Labour Department figures show solid hiring at service firms and construction companies, which the ISM includes in its measure of hiring. Those firms have added an average of 195,000 jobs from November through January.
The government will release the February employment report on Friday.
The increase in the service index also suggests consumers haven’t pared spending after Social Security taxes rose two percentage points Jan. 1. The companies surveyed by the ISM cover many industries that are closely tied to consumer spending, such as retail, hotels and restaurants and arts and entertainment. The higher payroll taxes cost a household earning $50,000 about $1,000 a year; a household with two high-paid workers will have up to $4,500 less.
In January, consumers spent slightly more compared with the previous month, the government said last week. Most of the increase was in services, like utilities. They spent less on major purchases such as cars and appliances that signal confidence in the economy.

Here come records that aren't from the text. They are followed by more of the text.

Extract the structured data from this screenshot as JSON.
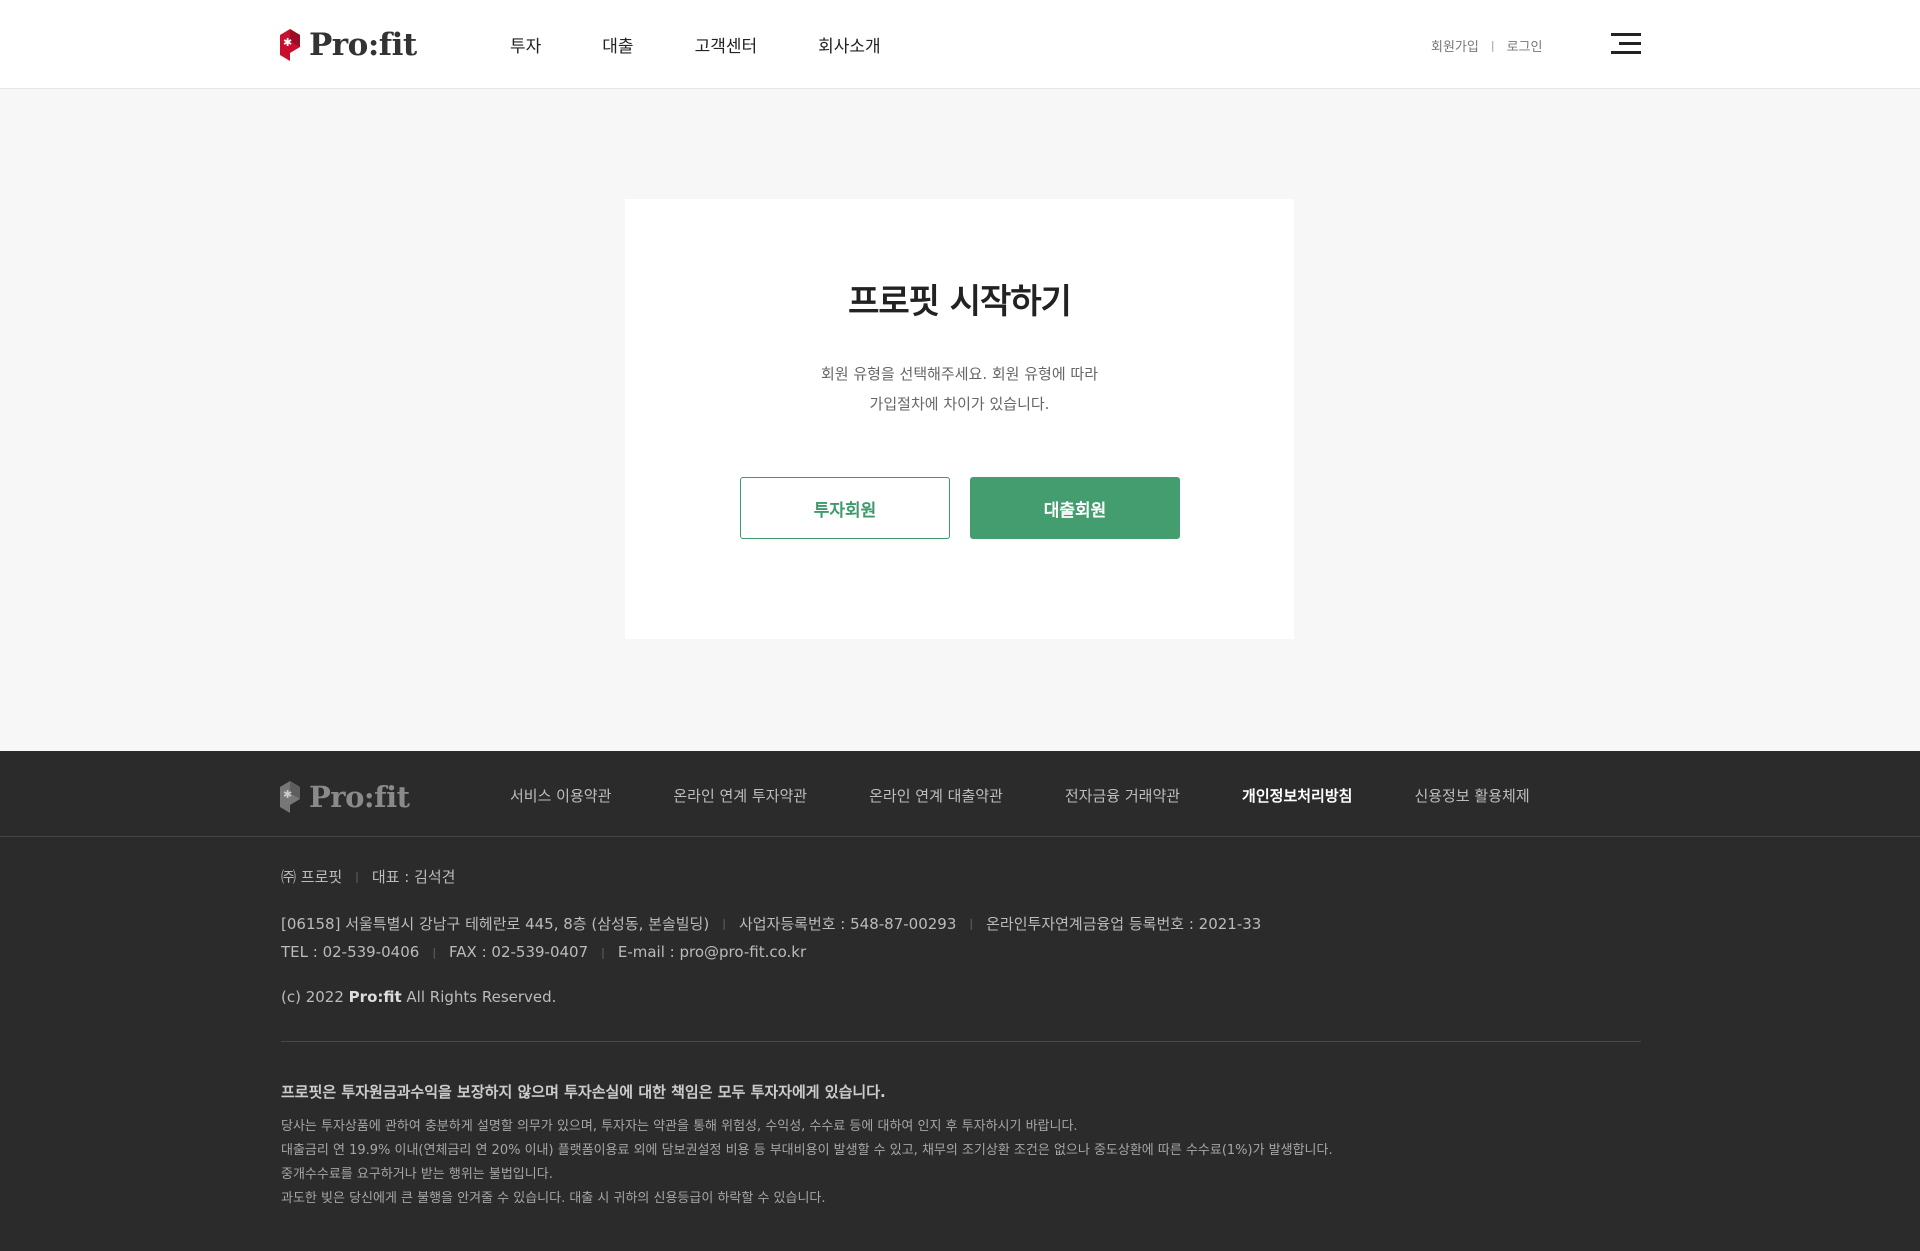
{
  "header": {
    "logo_text": "Pro:fit",
    "nav": [
      "투자",
      "대출",
      "고객센터",
      "회사소개"
    ],
    "signup_label": "회원가입",
    "util_separator": "|",
    "login_label": "로그인",
    "menu_icon": "hamburger-menu-icon"
  },
  "main": {
    "title": "프로핏 시작하기",
    "description_line1": "회원 유형을 선택해주세요. 회원 유형에 따라",
    "description_line2": "가입절차에 차이가 있습니다.",
    "invest_member_button": "투자회원",
    "loan_member_button": "대출회원"
  },
  "footer": {
    "logo_text": "Pro:fit",
    "links": [
      {
        "label": "서비스 이용약관",
        "bold": false
      },
      {
        "label": "온라인 연계 투자약관",
        "bold": false
      },
      {
        "label": "온라인 연계 대출약관",
        "bold": false
      },
      {
        "label": "전자금융 거래약관",
        "bold": false
      },
      {
        "label": "개인정보처리방침",
        "bold": true
      },
      {
        "label": "신용정보 활용체제",
        "bold": false
      }
    ],
    "company": "㈜ 프로핏",
    "ceo": "대표 : 김석견",
    "address": "[06158] 서울특별시 강남구 테헤란로 445, 8층 (삼성동, 본솔빌딩)",
    "business_reg": "사업자등록번호 : 548-87-00293",
    "p2p_reg": "온라인투자연계금융업 등록번호 : 2021-33",
    "tel": "TEL : 02-539-0406",
    "fax": "FAX : 02-539-0407",
    "email": "E-mail : pro@pro-fit.co.kr",
    "copyright_prefix": "(c) 2022 ",
    "copyright_brand": "Pro:fit",
    "copyright_suffix": " All Rights Reserved.",
    "separator": "|",
    "warning": "프로핏은 투자원금과수익을 보장하지 않으며 투자손실에 대한 책임은 모두 투자자에게 있습니다.",
    "notes": [
      "당사는 투자상품에 관하여 충분하게 설명할 의무가 있으며, 투자자는 약관을 통해 위험성, 수익성, 수수료 등에 대하여 인지 후 투자하시기 바랍니다.",
      "대출금리 연 19.9% 이내(연체금리 연 20% 이내) 플랫폼이용료 외에 담보권설정 비용 등 부대비용이 발생할 수 있고, 채무의 조기상환 조건은 없으나 중도상환에 따른 수수료(1%)가 발생합니다.",
      "중개수수료를 요구하거나 받는 행위는 불법입니다.",
      "과도한 빚은 당신에게 큰 불행을 안겨줄 수 있습니다. 대출 시 귀하의 신용등급이 하락할 수 있습니다."
    ]
  },
  "colors": {
    "accent_green": "#449d6f",
    "logo_red": "#c8102e",
    "footer_bg": "#2b2b2b"
  }
}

There have been signs that Americans are willing to keep opening their wallets, despite higher taxes. Auto sales rose slightly in February after jumping the previous month. And measures of consumer confidence rebounded after plunging at the end of last year.
The ISM reported last week that its separate index for manufacturing rose to its highest level since June 2011, driven higher by increases in new orders and production. That suggests manufacturing could boost growth this year after slumping in 2012.